In reality, though, you don’t need to choose one format over the other. Instead, you can create your own resume format that integrates the best features of both styles. Experiment by organizing the pertinent and required information.
At the top, it’s a good idea to develop a summary or profile statement. You might incorporate some brief distinctive characteristics about yourself here, as well, or include them in a separate paragraph or section titled personal characteristics.
The rest of the resume could be structured in a typical chronological fashion, emphasizing real accomplishments at every past job. Or you could highlight the accomplishments that apply to the job you are targeting and include them at the beginning of the resume. Then balance the rest of your document with a chronological work history, including dates and job titles. In short, you should develop a personalized, comfortable format.
Also, don’t mention personal characteristics such as age, height and marital status. List your hobbies and interests only if you can relate them to the position you’re applying for, keep the phrase “references available upon request” off the resume, and avoid “objective” statements at the top-your objective should be clearly articulated in a well-written.

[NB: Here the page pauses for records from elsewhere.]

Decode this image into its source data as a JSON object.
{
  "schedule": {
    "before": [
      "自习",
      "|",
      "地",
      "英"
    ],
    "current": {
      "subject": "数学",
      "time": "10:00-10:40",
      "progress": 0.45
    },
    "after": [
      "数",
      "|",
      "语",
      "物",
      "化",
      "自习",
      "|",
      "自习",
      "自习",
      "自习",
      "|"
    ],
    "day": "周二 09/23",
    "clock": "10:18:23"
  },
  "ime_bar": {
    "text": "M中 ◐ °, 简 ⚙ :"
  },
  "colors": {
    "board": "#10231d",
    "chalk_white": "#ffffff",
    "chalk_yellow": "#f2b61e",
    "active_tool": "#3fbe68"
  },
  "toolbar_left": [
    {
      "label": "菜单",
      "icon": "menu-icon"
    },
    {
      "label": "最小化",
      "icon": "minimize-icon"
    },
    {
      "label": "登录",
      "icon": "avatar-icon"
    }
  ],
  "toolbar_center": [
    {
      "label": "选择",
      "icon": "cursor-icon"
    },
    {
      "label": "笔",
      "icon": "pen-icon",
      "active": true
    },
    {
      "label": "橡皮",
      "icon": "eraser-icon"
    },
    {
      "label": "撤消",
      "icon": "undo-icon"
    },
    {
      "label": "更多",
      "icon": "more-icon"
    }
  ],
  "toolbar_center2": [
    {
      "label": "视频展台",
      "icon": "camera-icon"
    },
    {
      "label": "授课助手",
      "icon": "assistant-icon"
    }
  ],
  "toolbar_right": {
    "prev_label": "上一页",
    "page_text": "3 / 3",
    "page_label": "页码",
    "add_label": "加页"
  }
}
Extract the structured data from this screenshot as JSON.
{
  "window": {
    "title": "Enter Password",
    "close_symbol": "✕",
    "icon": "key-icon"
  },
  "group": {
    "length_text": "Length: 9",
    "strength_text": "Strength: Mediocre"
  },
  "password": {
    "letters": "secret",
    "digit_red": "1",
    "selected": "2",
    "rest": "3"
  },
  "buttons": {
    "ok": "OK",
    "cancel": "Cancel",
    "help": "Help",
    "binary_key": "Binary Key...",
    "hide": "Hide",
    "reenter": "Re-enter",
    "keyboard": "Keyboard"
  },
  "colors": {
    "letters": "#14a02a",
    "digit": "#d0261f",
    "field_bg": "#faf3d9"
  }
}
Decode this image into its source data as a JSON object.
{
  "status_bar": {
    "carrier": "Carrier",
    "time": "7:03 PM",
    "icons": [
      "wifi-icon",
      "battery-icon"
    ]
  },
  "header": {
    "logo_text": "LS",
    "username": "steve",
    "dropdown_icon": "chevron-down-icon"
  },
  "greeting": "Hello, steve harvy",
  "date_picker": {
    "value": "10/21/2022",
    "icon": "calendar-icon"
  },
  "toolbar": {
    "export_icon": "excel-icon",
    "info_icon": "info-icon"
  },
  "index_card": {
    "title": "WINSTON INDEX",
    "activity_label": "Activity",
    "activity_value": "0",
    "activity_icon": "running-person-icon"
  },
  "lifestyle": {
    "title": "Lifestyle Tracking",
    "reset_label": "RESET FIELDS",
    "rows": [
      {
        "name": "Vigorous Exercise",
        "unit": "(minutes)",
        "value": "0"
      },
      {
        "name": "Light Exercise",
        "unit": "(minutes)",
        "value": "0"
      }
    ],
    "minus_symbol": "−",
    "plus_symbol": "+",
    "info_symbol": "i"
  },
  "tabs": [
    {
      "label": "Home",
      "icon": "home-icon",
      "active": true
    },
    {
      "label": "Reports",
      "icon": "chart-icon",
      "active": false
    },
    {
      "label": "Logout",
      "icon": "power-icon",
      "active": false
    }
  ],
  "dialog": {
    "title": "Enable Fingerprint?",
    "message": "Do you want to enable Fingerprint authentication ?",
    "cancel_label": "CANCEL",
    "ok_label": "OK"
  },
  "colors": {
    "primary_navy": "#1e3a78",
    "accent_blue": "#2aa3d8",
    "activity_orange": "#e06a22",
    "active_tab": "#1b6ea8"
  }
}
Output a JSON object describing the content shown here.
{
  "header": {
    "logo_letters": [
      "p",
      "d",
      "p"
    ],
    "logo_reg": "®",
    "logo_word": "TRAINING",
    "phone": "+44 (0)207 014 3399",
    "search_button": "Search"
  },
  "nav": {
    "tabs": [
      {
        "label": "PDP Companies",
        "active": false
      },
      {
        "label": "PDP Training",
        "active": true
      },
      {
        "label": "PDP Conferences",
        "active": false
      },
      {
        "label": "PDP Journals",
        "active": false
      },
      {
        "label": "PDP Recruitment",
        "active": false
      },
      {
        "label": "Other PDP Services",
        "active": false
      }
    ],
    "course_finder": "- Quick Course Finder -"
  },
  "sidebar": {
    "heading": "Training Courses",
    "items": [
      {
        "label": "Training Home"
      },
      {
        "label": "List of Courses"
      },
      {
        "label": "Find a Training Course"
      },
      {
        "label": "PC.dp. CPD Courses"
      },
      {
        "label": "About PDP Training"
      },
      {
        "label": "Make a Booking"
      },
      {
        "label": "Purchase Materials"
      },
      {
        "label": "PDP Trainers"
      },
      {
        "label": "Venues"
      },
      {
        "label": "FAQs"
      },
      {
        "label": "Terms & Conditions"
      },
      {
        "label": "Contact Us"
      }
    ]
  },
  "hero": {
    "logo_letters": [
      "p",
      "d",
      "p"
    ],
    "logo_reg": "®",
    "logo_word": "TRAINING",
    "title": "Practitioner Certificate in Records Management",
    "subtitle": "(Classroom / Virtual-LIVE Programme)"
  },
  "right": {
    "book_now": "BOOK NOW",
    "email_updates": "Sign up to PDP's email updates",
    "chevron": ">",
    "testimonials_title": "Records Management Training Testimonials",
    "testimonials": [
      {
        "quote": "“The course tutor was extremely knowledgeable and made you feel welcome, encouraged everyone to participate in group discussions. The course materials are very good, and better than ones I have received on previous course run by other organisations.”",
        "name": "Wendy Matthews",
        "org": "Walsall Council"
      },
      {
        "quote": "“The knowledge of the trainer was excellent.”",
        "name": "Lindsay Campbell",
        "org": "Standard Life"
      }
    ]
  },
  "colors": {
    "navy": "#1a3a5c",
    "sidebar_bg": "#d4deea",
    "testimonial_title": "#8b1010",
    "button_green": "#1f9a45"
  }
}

Create a Strong Visual Impression
Having settled on content and style, you should now pay attention to the visual impact of the resume.
Graphic designers and professional resume writers advise you to settle on one font style. When using boldface type, be consistent and conservative. If you are not, the reader’s eye will jump around, and the purpose of emphasizing one piece of information over others will be lost.
Many experts recommend using boldface type for job titles and leaving the names of employers in plain type. Use upper case, or capitalization, in a consistent manner, always capitalizing your name and job titles. Also, use normal margins allow for breathing room between different sections. Beyond a few graphic recommendations like these, feel free to experiment.
You don’t have to be a creative genius to write a memorable resume. Tricks and gimmicks usually don’t work, because employers want to know who the candidates are. Understanding and expressing your marketability and presenting yourself in a professional and readable manner, will give you an extra edge.